Background
GAS results in the loss of over 500,000 lives each year. Vaccine development is hampered by antigenic diversity of the M-protein and by the risk that vaccination may lead to autoimmune pathology. With these caveats in mind, our approach was to define conserved cryptic epitopes within regions of the M-protein not critical to pathogenesis and which could induce pan-strain neutralizing antibodies.
Methods
We defined two conserved cryptic B-cell epitopes (J8, p*17) from the M-protein, and ‘S2’ (from the virulence factor, Spy-CEP). These were conjugated to either diphtheria toxoid or to CRM or lipidated for insertion into liposomes. The antigens were used in combination in murine vaccine studies. Immunity was assessed by measuring antibody and bacterial burden following intranasal or skin challenge.
Results
URT, skin, and systemic protective immunity were shown against multiple GAS strains.

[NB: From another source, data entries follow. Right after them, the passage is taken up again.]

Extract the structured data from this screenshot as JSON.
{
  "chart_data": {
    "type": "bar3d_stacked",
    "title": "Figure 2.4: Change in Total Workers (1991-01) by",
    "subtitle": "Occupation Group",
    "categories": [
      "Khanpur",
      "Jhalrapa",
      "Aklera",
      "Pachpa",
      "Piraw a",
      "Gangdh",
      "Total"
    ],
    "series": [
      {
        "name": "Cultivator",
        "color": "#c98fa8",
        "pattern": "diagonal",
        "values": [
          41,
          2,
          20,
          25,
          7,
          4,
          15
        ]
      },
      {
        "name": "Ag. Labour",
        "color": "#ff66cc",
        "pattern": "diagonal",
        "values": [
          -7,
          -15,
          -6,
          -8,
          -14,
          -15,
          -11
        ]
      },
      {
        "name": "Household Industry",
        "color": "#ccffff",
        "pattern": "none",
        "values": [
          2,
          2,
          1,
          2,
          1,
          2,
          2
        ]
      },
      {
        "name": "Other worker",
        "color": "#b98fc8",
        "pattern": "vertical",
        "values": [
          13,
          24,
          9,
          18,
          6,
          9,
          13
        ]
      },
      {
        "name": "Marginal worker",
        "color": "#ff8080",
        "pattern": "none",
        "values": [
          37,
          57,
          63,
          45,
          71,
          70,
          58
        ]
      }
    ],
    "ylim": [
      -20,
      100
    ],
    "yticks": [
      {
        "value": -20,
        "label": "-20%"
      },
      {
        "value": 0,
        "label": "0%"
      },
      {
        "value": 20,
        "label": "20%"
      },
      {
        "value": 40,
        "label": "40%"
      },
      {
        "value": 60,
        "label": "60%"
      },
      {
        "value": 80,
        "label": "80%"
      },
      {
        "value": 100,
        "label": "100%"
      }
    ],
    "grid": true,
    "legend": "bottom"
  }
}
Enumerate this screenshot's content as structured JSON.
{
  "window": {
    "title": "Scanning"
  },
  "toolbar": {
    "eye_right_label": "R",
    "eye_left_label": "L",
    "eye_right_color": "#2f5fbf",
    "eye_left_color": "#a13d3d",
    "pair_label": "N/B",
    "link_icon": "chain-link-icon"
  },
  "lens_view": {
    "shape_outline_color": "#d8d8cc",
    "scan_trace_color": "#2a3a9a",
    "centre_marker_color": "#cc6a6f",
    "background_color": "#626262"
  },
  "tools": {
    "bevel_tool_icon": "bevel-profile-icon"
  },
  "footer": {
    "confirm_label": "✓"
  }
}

Protection was evident for over 12 months and correlates of immunity defined. A challenge study in HLA-transgenic mice using a community strain (emm-75) that has been used in human challenge experiments was also undertaken. Potent protection as measured in throat, NALT and lungs was evident 9 months following intramuscular vaccination, even though antibody levels had declined significantly by that time. The vaccines did not induce heart disease in an established rat valvulitis model. GMP-grade vaccine antigens were prepared and a human Phase I dose-ranging trial is slated for Q2, 2022.
Conclusions
We have defined cryptic conserved epitopes of the M-protein that are viable candidates for a safe vaccine that protects against multiple strains of GAS.